We hypothesize that the results obtained by using this new approach will allow, in future steps and with more theoretical basics, to face the accurate identification of rupture risk, which will improve the clinical management of aneurismatic patients.

Materials and Methods

AAA geometric

The procedure for AAA reconstruction consists in the following steps:

The images stored in the files with. DICOM extension (the standardized type of file for medical images) were processed by using the MeVisLab® and Vmtk software, which are a multi-platform set of applications, specific for the medical images processing and visualization.

Lumen segmentation of the AAA surface and geometric reconstruction: To obtain the segmentation of the lumen we use a semi-automatic method executed with VMTK software where it is necessary to use CT scanning procedure that involves use of contrast medium.

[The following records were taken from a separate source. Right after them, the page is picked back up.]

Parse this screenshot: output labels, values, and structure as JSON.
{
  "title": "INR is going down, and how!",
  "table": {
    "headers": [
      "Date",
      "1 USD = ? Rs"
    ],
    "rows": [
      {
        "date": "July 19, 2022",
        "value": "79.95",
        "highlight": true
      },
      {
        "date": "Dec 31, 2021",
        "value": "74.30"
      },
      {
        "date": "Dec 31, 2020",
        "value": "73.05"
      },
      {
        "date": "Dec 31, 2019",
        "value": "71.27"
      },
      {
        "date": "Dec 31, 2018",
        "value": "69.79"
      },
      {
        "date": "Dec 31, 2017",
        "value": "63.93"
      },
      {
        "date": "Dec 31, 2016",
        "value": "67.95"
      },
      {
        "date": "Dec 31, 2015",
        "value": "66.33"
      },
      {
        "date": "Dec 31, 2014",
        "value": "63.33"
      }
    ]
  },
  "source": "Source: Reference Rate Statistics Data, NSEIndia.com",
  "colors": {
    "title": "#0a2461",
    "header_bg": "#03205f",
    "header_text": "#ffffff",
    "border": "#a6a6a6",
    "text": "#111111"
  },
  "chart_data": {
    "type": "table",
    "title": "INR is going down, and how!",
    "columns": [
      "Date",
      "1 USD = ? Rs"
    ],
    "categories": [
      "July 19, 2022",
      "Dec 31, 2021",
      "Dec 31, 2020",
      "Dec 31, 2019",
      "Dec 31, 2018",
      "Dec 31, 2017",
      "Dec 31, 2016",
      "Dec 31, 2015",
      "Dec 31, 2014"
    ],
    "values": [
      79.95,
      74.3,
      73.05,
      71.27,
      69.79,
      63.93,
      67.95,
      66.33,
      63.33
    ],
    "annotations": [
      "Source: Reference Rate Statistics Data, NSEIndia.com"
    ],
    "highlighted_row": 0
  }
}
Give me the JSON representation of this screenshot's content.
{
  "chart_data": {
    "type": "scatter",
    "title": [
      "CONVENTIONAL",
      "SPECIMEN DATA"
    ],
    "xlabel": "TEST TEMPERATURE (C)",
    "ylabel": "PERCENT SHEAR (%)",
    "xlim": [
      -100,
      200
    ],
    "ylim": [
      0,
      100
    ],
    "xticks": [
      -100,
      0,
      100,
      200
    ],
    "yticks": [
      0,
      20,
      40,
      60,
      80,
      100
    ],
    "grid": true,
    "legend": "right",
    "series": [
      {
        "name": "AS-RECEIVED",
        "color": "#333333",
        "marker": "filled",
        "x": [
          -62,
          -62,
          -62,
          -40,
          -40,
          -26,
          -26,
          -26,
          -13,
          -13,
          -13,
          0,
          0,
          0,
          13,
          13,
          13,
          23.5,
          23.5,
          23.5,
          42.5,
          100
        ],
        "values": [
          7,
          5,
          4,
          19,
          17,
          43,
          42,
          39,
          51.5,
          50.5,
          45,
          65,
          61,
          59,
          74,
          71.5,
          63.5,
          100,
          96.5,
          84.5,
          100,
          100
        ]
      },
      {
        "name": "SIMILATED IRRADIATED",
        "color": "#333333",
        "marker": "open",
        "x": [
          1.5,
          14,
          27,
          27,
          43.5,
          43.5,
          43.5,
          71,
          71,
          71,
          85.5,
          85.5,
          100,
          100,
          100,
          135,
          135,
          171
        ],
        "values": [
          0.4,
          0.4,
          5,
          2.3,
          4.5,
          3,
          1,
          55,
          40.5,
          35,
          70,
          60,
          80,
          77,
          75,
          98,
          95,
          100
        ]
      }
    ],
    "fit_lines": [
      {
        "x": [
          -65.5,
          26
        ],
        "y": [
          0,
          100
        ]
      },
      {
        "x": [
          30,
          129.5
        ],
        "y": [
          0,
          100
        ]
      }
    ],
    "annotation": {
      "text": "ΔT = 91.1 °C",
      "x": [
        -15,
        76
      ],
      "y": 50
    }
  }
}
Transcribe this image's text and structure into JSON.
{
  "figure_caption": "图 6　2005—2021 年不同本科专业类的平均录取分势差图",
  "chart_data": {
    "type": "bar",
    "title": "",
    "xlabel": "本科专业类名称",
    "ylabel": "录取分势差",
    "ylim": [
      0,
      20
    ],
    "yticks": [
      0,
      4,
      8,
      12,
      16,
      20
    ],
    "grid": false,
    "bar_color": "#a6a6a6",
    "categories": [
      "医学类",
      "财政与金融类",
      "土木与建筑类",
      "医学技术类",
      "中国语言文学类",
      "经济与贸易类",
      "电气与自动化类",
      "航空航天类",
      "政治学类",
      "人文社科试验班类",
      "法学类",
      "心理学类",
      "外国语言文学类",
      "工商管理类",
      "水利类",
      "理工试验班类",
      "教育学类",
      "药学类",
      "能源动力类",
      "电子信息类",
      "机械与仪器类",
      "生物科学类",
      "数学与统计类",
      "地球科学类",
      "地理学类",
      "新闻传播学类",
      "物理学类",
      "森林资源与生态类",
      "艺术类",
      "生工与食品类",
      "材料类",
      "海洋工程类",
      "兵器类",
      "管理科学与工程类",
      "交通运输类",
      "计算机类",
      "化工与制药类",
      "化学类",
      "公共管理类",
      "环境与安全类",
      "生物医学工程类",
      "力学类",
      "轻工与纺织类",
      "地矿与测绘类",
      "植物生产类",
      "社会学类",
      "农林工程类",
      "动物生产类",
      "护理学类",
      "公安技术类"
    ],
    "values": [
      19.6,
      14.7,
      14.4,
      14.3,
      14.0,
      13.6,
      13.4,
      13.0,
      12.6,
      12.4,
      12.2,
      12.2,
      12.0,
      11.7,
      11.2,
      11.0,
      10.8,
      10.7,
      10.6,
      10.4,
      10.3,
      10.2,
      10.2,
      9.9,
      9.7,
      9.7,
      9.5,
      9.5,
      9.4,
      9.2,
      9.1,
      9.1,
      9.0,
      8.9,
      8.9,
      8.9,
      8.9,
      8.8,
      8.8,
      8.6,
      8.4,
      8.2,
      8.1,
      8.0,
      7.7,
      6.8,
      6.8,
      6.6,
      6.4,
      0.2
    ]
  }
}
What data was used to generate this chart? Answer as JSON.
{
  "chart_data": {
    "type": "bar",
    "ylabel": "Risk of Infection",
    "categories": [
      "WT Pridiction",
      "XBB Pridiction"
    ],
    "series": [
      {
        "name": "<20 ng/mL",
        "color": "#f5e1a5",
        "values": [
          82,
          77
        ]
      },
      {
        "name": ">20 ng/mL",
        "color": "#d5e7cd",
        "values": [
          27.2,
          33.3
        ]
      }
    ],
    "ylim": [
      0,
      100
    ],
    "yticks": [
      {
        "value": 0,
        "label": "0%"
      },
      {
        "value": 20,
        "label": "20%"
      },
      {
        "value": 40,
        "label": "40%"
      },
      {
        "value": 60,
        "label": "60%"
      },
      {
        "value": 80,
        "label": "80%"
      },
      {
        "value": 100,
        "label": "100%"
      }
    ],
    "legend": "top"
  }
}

The semi-automatic method is quite easy for the user, who has to select just two internal points in the lumen. The abdominal images were segmented from CT DICOM images combining two different segmentation procedures; thresholding and level set method (based on snakes). Thresholding is a nonlinear operation that converts a gray-scale image into a binary image where the two levels are assigned to pixels that are below or above the specified threshold value. The image snake operation creates or modifies an active contour/snake in a grey scale image. The operation iterates to minimize the snake’s energy which consists of multiple components including the length of the snake, its curvature, and image gradient.

Once obtained the segmentation of the lumen and of the external surface of the AAA, a smoothing process is applied through specific algorithms of the VMTK and MeVisLab software and it is stored in STL format. (Figure 1) shows the workflow used in the present work to AAA segmentation.